1674019405 Bank of Japan defies market pressures and maintains yield curve

Bank of Japan defies market pressures and maintains yield curve control

The Bank of Japan defied market pressures and left its yield curve controls unchanged, sending the yen sharply lower and equities higher as it maintained a key pillar of its ultra-loose monetary policy.

Traders in Tokyo said the decision, which came after a two-day meeting, the penultimate, under Haruhiko Kuroda, the BoJ’s longest-serving governor, would likely put even greater pressure on his successor to end Japan’s two-decade experiment in massive monetary policy to end relaxation.

The BoJ’s decision follows weeks of turmoil in the Japanese government bond market, during which yields rose sharply. The central bank used the equivalent of about 6 percent of Japan’s gross domestic product to buy bonds last month to try to keep yields within its target range.

Although FX markets have avoided the same turmoil that has gripped JGBs trading, the yen plunged nearly 2 percent against the dollar in the minutes following the BoJ’s announcement.

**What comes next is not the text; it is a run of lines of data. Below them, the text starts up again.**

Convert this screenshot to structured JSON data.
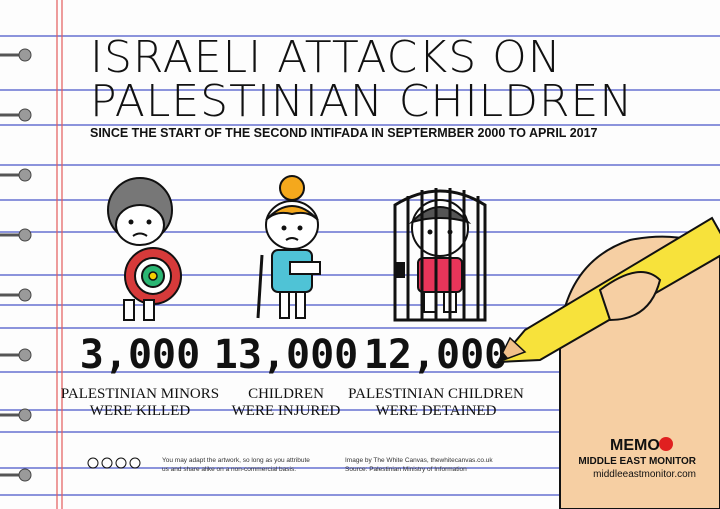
{
  "title_lines": [
    "ISRAELI ATTACKS ON",
    "PALESTINIAN CHILDREN"
  ],
  "subtitle": "SINCE THE START OF THE SECOND INTIFADA IN SEPTERMBER 2000 TO APRIL 2017",
  "stats": [
    {
      "number": "3,000",
      "caption": [
        "PALESTINIAN MINORS",
        "WERE KILLED"
      ]
    },
    {
      "number": "13,000",
      "caption": [
        "CHILDREN",
        "WERE INJURED"
      ]
    },
    {
      "number": "12,000",
      "caption": [
        "PALESTINIAN CHILDREN",
        "WERE DETAINED"
      ]
    }
  ],
  "footer": {
    "license": [
      "You may adapt the artwork, so long as you attribute",
      "us and share alike on a non-commercial basis."
    ],
    "credit": [
      "Image by The White Canvas, thewhitecanvas.co.uk",
      "Source: Palestinian Ministry of Information"
    ]
  },
  "logo": {
    "name": "MEMO",
    "full_name": "MIDDLE EAST MONITOR",
    "url": "middleeastmonitor.com"
  }
}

Benjamin Shatil, a currency strategist at JPMorgan in Tokyo, said it was difficult to interpret Wednesday’s move in the yen as a flex as markets anticipate the BoJ will eventually have to cave in to pressure.

“In a way, the decision not to make any changes today – either in policy or in forwarding guidance – prepares the BoJ for a protracted battle with the market,” Shatil said.

The Japanese stock market index Topix rose 1.2 percent in afternoon trade.

The BoJ’s unexpected decision in December to allow a higher target yield cap on 10-year Japanese government bonds raised the possibility of an historic turning point for the last of the world’s top central banks still clinging to ultra-loose monetary policy.

But instead of scrapping its yield curve control (YCC) policy, the central bank made no further changes on Wednesday and said it would continue to allow 10-year bond yields to fluctuate 0.5 percentage points above or below its zero target yield. She kept overnight rates at minus 0.1 percent.

Kuroda, who will step down in April after a record-breaking 10 years as BoJ governor, said last month that changes to YCC limits are meant to improve the functioning of bond markets and are not an “exit strategy”.

Since its last monetary policy meeting on Dec. 20, the BoJ has spent around 34 trillion yen ($265 billion) on asset purchases, with 10-year bond yields continuing to climb above 0.5 percent. This prompted markets to put pressure on the central bank to abandon the yield target altogether.

“The Kuroda bazooka is over, and now it’s really up to the new governor to change things up and start over,” said Mari Iwashita, chief market economist at Daiwa Securities. Before the policy meeting, Iwashita said the YCC framework was in “an incurable state.”

“This pace of bond purchases is unsustainable,” Iwashita said ahead of the policy meeting. “With yields rising, we clearly see the limits of the YCC. It is now in an incurable state.”

Fumio Kishida, Japan’s prime minister, will appoint Kuroda’s successor within weeks.

The central bank on Wednesday also raised its inflation outlook for the fiscal year ended March, forecasting Japan’s core inflation, which excludes volatile fresh food prices, at 3 percent instead of the 2.9 percent previously forecast. For the 2024 financial year, too, she is now anticipating inflation of 1.8 percent instead of 1.6 percent.

Japan’s consumer price index rose 3.7 percent in November, the fastest pace in nearly 41 years, beating the BoJ’s 2 percent target for the eighth straight month.

Bank of Japan defies market pressures and maintains yield curve

Although inflation in Japan is still low compared to the US and Europe, price hikes have picked up steam, leading investors to question Kuroda’s claim that the central bank has no plans to raise interest rates.

Takeo Kamai, head of execution at CLSA in Tokyo, said futures trading after the BoJ’s announcement suggested stock markets would react positively to the news that Japanese companies had stayed away from monetary tightening for the time being.

Kamai said some investors may choose to take profits on bank stocks, which have risen sharply in recent weeks on expectations that Japan is heading towards monetary policy normalization.